The U.S. death toll climbed to 11 with deaths in Washington and California in recent days.
The latest data from the Centers for Disease Control and Prevention lists 129 confirmed and presumed cases in the United States.
“Think about it,” Cole said. “Things that you step in, or what other people step, contaminate airport bins when you put your shoes in them. Everything else like baby bottles and other things can spread germs. It gives me the heebie-jeebies.”
Although initially designed for security lines, the device can be scaled up to treat luggage trollies that load into the belly of the airplane.
While health officials say it’s easier to treat viruses than bacterial infections because of their small size, the Steribin system works differently.
“This affects anything that is DNA based,” Cole said. “The high-intensity light is so powerful that within a few seconds is able to kill anything that is a growing microorganism. It kills at the DNA strand.”

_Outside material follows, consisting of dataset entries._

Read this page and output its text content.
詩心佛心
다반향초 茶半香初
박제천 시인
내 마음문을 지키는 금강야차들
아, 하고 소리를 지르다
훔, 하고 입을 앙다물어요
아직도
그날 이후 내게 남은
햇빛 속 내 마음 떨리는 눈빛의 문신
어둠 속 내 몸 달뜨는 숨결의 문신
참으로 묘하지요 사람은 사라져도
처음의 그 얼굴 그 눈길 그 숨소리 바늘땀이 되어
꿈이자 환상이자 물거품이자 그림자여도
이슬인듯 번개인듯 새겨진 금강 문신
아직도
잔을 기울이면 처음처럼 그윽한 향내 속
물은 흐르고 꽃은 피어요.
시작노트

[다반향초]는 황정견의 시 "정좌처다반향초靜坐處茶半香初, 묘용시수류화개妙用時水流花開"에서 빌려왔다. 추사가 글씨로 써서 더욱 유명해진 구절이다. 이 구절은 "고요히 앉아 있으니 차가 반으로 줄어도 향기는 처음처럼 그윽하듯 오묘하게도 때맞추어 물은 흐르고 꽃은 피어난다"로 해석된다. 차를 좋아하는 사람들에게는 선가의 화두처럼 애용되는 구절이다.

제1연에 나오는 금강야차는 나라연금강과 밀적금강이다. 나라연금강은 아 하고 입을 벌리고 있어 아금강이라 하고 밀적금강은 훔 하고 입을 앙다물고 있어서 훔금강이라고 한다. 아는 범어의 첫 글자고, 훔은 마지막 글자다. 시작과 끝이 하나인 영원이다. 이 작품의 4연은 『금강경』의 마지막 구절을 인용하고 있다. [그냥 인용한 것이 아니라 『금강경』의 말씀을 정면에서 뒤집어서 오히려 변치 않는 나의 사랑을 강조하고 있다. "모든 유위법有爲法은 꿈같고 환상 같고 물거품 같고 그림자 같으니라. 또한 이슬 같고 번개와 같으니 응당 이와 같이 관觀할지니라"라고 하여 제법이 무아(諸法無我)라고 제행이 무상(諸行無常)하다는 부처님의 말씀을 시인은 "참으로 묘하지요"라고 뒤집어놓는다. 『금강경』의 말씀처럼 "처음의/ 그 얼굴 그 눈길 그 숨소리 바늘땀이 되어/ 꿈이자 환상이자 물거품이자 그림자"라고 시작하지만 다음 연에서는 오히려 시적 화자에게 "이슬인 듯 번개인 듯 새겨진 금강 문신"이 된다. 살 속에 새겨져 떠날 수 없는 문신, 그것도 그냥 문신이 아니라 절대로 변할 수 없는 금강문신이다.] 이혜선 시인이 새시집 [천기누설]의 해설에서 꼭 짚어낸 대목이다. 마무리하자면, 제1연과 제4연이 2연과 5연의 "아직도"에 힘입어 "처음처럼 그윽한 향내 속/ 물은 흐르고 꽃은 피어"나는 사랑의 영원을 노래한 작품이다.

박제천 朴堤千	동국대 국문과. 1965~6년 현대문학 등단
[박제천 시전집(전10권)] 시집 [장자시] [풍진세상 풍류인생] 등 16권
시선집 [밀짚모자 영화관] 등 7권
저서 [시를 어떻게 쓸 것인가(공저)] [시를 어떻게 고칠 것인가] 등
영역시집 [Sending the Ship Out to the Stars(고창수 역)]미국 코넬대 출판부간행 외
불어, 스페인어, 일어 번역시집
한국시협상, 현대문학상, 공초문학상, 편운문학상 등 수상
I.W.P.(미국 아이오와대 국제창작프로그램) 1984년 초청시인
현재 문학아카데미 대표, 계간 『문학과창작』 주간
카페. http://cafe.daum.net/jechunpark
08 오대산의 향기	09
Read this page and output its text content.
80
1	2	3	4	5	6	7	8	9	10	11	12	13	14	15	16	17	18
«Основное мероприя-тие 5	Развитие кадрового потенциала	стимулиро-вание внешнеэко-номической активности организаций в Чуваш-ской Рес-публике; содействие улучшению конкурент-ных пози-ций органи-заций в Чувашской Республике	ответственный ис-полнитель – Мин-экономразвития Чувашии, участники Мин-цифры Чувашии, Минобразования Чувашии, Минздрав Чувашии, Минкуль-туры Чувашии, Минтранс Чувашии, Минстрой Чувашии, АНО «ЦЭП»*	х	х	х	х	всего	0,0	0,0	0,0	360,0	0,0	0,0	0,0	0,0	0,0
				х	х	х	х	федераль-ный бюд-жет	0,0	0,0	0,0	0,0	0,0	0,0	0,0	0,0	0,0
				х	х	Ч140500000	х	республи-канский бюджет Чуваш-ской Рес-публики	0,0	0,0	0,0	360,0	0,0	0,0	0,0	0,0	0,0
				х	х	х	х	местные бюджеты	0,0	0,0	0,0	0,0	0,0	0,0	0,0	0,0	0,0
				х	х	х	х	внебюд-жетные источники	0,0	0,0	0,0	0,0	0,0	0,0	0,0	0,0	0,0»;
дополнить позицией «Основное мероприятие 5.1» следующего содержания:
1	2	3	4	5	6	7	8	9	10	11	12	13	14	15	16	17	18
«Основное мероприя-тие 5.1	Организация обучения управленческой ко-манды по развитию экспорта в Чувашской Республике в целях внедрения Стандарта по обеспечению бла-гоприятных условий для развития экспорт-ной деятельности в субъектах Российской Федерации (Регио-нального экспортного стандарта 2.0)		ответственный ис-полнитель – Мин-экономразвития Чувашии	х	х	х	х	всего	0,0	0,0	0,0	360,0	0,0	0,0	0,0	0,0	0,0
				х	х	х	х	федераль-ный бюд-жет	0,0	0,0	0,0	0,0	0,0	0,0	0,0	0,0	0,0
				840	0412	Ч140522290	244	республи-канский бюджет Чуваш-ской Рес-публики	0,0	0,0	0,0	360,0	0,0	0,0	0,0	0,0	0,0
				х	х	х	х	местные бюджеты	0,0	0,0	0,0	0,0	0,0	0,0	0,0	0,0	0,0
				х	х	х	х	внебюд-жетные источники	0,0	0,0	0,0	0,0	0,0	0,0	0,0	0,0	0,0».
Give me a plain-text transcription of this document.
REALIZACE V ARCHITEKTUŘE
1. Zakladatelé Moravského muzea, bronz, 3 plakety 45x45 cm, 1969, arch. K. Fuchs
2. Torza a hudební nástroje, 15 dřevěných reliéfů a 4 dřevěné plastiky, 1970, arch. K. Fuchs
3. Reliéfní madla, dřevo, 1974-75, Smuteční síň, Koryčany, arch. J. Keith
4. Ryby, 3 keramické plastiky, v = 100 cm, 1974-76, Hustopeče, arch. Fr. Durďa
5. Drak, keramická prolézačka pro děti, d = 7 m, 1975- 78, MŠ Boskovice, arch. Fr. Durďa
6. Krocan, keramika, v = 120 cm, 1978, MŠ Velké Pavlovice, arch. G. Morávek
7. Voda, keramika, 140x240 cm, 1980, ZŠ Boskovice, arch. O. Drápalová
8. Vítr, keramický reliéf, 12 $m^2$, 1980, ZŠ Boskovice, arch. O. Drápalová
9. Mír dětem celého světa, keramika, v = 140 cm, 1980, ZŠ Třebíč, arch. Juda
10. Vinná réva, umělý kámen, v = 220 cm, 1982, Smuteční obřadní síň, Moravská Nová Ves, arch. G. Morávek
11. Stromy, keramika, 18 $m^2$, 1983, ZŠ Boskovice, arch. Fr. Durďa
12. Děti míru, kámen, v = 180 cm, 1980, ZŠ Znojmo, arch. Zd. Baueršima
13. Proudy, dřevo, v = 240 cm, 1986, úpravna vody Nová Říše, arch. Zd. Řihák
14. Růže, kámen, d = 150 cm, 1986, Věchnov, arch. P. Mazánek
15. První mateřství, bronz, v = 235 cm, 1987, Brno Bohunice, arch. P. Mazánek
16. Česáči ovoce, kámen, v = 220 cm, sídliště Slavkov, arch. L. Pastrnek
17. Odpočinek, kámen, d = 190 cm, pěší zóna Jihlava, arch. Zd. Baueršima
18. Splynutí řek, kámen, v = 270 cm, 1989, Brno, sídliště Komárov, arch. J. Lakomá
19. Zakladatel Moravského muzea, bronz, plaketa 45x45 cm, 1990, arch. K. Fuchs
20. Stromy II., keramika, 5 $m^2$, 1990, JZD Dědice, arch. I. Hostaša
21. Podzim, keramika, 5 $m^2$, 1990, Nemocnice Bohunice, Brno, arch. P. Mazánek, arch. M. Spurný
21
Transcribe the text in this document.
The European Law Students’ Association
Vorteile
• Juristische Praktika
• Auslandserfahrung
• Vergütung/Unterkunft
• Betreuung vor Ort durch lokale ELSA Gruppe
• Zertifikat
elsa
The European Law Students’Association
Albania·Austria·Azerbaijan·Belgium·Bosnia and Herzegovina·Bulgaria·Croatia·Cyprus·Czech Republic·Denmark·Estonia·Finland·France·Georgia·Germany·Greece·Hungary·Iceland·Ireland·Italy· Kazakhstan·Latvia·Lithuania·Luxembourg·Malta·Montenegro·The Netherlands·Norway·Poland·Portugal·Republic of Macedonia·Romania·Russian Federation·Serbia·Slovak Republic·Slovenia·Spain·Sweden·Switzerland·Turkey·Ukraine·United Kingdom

Although ultraviolet light has been used to sanitize things such as water, which can take time on a municipal level, the use of the pulse system employs several rapid second exposures that speed up the time to treat items.
While the device is shealed, there are no environmental hazards, Cole said.
“Even in a time when people are panicking over the coronavirus, there will always be germs in airport security bins that will make people sick, and that’s what we are trying to prevent,” he said.
Steribin’s prototype has been possible through the company’s relationship with the Atwood Innovation Plaza.
In addition to a Makerspace, Atwood Innovation Plaza is home to the Business Resource Center, which supports the creation and growth of local companies.
Through business counseling and support, residents can take an idea or prototype and launch an LLC, secure a patent or trademark, pitch for funding, write a business plan, create a marketing strategy and scale a business.
The Business Resource Center and Makerspace produce a one-stop-shop for local innovators.
Steribin will donate a portion of its profits to Dixie State University’s Innovation Foundation to help fuel additional innovation and growth in the St. George area.
“The beauty of Atwood Plaza, there are the resources there for testing, the Makerspce studio and community outreach,” Cole said. “It’s absolutely fantastic to be there.”